O TEMPO EM QUE AS PINIQUEIRAS AINDA ERAM
BESTAS<http://omeiodarua.blogspot.com/2008/11/do-tempo-em-que-as-piniqueiras-ainda.html>
Por
:Rafael Duarte

A vida passa devagar para o velho Pedro engraxate. Aos 63 anos, ele
sobrevive do passo apertado das centenas de pares de sapato que vem e vão
pela antiga Praça da Cocada, na rua João Pessoa, em pleno Centro de Natal.
Hoje, a praça carrega outro nome: John Kennedy. Mas nem disso ele reclama.
Também não fala mal do governo e muito menos da falta dos fregueses. Saudade
mesmo o velho Pedro engraxate tem do tempo em que trabalhava como zelador
nos dois mais tradicionais cinemas daquela região: os cinemas Nordeste e Rio
Grande. Perdeu a conta de quantos filmes de faroeste e de guerra assistiu
entre uma espanada e outra nas poltronas. Diz apenas que aquele era um tempo
diferente:

- Naquele tempo as piniqueiras ainda eram bestas. Hoje você nem reconhece
mais. Antes, não. Quando vinha uma você sabia que era piniqueira. Aí chamava
para ver um filme e, depois, ia sarrar por aí. Mudou tudo. Antigamente a
noite nas ruas do Centro só andava gato e cachorro. Agora tem muito
vagabundo.

Quando pergunto da história de uma galega misteriosa que vendia os bilhetes
no cinema Nordeste, ele prova o quão cruel é o tempo:

- Era a Eugênia. Mas ela hoje está só o bagaço.
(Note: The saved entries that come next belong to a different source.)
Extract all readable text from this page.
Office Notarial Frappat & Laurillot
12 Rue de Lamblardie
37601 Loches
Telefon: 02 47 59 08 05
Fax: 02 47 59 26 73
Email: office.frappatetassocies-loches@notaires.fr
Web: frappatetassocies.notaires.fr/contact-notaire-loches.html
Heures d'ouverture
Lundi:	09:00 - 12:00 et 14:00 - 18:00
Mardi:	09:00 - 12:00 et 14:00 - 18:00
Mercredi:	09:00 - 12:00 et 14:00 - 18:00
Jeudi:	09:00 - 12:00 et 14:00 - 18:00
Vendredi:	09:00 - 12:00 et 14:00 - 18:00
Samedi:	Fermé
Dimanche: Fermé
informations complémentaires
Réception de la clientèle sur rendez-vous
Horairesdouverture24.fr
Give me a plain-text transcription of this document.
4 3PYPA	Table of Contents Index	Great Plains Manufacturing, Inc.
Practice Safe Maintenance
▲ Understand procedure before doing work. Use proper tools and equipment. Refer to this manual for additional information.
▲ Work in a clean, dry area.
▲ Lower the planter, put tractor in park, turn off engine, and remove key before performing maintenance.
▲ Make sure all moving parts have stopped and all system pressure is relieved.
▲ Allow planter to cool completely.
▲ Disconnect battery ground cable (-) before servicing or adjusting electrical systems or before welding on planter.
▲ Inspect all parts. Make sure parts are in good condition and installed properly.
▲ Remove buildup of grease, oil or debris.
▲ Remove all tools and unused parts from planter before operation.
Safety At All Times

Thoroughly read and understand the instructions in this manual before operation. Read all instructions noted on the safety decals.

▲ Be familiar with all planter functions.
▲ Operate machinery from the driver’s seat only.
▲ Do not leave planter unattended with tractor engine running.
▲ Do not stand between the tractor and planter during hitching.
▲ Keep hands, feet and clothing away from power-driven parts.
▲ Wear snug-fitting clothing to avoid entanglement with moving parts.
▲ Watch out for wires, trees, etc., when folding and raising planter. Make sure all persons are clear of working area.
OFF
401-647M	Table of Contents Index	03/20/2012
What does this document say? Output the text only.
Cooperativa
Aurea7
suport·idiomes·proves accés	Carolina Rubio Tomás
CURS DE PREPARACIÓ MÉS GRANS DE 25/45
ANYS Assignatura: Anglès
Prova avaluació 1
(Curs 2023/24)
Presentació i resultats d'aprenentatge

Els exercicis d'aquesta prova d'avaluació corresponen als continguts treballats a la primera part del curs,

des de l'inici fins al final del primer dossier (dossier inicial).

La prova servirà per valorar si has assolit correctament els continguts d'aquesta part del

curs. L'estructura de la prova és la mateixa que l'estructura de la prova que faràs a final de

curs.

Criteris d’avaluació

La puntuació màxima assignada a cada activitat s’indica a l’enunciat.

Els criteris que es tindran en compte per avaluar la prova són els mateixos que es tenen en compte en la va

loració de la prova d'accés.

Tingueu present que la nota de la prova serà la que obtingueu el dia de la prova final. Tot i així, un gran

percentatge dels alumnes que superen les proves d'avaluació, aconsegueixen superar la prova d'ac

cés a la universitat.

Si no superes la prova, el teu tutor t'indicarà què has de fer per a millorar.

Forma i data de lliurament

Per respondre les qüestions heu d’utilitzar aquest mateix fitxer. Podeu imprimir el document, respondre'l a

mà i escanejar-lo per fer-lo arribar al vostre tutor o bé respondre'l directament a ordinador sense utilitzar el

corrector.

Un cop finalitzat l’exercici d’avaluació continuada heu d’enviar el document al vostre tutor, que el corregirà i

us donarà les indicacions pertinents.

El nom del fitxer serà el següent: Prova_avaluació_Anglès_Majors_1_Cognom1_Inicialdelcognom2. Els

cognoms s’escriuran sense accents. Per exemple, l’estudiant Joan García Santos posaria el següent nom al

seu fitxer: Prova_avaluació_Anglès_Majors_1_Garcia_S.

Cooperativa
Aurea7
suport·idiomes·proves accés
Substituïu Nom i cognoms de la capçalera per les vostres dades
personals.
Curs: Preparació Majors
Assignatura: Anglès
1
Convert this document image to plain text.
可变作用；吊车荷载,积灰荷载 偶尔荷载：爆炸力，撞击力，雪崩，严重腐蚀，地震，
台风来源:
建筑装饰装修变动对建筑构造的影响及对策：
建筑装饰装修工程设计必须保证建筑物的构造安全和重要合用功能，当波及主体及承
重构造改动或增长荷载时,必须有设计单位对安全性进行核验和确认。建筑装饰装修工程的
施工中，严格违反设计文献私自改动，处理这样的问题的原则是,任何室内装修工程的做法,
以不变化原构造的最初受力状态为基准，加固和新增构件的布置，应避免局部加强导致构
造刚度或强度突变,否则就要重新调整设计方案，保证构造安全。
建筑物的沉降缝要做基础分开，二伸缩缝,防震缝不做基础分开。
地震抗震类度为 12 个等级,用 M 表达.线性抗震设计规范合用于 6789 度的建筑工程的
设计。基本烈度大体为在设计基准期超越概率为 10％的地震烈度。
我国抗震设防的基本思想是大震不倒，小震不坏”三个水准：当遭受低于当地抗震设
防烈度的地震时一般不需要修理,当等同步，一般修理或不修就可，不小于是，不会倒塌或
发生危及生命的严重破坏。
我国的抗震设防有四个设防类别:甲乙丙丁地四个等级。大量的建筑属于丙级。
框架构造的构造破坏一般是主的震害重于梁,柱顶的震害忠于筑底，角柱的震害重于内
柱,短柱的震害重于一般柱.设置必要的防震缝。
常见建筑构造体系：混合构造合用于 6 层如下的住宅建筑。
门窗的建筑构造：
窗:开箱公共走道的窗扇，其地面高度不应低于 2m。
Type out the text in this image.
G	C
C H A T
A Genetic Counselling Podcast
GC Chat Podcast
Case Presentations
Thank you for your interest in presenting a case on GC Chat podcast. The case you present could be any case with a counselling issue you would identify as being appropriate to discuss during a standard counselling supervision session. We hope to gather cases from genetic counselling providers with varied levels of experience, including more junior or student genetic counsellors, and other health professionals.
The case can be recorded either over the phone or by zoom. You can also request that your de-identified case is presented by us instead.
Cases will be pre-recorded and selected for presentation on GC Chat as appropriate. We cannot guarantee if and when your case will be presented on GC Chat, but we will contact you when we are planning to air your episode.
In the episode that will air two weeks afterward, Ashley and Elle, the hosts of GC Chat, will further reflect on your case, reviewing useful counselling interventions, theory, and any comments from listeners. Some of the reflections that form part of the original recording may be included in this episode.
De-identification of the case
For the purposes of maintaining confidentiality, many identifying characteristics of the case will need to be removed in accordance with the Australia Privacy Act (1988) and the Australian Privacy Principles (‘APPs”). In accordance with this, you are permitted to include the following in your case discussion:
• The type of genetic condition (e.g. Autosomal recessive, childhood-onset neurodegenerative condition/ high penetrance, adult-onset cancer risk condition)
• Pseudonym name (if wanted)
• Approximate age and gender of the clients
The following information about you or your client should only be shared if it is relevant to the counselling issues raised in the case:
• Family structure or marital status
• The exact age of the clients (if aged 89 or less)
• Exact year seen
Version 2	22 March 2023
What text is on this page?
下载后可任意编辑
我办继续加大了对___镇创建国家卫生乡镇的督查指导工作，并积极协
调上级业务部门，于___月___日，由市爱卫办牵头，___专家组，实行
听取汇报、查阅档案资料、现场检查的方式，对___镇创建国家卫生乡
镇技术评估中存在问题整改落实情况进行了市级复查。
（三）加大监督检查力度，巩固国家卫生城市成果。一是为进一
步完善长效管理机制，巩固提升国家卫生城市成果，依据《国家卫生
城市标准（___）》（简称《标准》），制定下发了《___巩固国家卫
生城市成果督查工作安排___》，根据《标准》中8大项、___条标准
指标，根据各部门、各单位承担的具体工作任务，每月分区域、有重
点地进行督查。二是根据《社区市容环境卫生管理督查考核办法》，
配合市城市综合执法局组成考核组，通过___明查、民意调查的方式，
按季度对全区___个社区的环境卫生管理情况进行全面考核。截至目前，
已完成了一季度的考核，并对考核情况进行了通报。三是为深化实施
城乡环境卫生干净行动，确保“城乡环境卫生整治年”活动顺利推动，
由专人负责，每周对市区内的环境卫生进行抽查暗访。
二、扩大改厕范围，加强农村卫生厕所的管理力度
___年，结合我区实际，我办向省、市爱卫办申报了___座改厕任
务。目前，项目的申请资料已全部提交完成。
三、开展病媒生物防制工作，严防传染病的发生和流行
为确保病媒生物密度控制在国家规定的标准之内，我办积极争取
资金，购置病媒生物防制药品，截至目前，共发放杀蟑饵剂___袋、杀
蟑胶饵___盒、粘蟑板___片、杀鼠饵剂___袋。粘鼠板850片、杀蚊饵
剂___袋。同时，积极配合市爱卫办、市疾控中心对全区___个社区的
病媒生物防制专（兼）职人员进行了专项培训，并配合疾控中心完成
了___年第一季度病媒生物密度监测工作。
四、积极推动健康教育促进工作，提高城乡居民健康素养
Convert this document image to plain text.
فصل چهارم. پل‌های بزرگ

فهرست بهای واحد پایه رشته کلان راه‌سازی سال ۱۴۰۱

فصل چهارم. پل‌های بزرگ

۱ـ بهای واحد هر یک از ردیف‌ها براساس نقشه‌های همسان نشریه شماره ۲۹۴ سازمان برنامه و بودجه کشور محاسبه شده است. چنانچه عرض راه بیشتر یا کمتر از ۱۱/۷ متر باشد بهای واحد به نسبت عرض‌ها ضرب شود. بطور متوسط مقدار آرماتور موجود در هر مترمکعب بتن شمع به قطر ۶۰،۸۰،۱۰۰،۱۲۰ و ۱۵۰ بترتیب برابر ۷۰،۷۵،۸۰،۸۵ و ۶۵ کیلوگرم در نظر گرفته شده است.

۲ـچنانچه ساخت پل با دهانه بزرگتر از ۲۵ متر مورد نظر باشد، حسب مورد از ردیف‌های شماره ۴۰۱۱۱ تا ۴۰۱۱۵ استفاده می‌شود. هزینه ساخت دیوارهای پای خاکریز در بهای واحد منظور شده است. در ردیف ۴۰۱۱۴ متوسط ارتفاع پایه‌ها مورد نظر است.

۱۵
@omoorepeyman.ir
Depois que deixou o cinema, Pedro nunca mais assistiu a um filme. Nem de
faroeste nem de guerra:

- Para quê? Hoje passa tudo na televisão... e eu também não tenho mais
paciência, não. Bom era o John Wayne. Gostava também da 'Noviça Rebelde', 'E
o vento levou...', hoje perdeu a graça. Trabalhei dez anos no Cinema
Nordeste e nove anos no Rio Grande. Era muito bom. Chegava às 6 horas da
manhã e saía às 7 da noite pronto para tomar umas pingas.

O velho Pedro engraxate nunca brincou em serviço. O ponto fixo onde trabalha
é prova. Há 19 anos, conseguiu junto à prefeitura a concessão de um caixote
de madeira instalado em frente à estátua do ex-presidente dos EUA, John
Kennedy. A indicação veio de Antônio, o amigo sapateiro que tomava conta do
caixote ao lado. A oportunidade, no entanto, teve um preço. Biriteiro de
primeira, Antônio escapava de vez em quando da labuta e deixava Pedro
tomando conta do negócio. Veio o primeiro freguês, o segundo, o terceiro e
as escapadas do amigo, que a essa altura já tinha virado colega, ficaram
cada vez mais freqüentes. Se precisava de uma grana, Pedro sabia a quem e
onde recorrer:

- Às vezes ele estava sem dinheiro para tomar uns caroço de pinga e eu dava
só para poder tomar conta do ponto e tirar um dinheiro. Tinha dia que ele
mesmo pedia. Aí vagou o ponto do lado e ele perguntou se eu não queria
trabalhar ali. Fui à prefeitura e, como não tinha ninguém mesmo, eles me
deixaram tomando conta.

O caixote do Pedro engraxate fica entre outros dois caixotes, todos azuis.
No da esquerda, trabalha um coroa botafoguense. O outro, de Antônio, está
vazio desde o dia 12 de março, quando Pedro perdeu o amigo.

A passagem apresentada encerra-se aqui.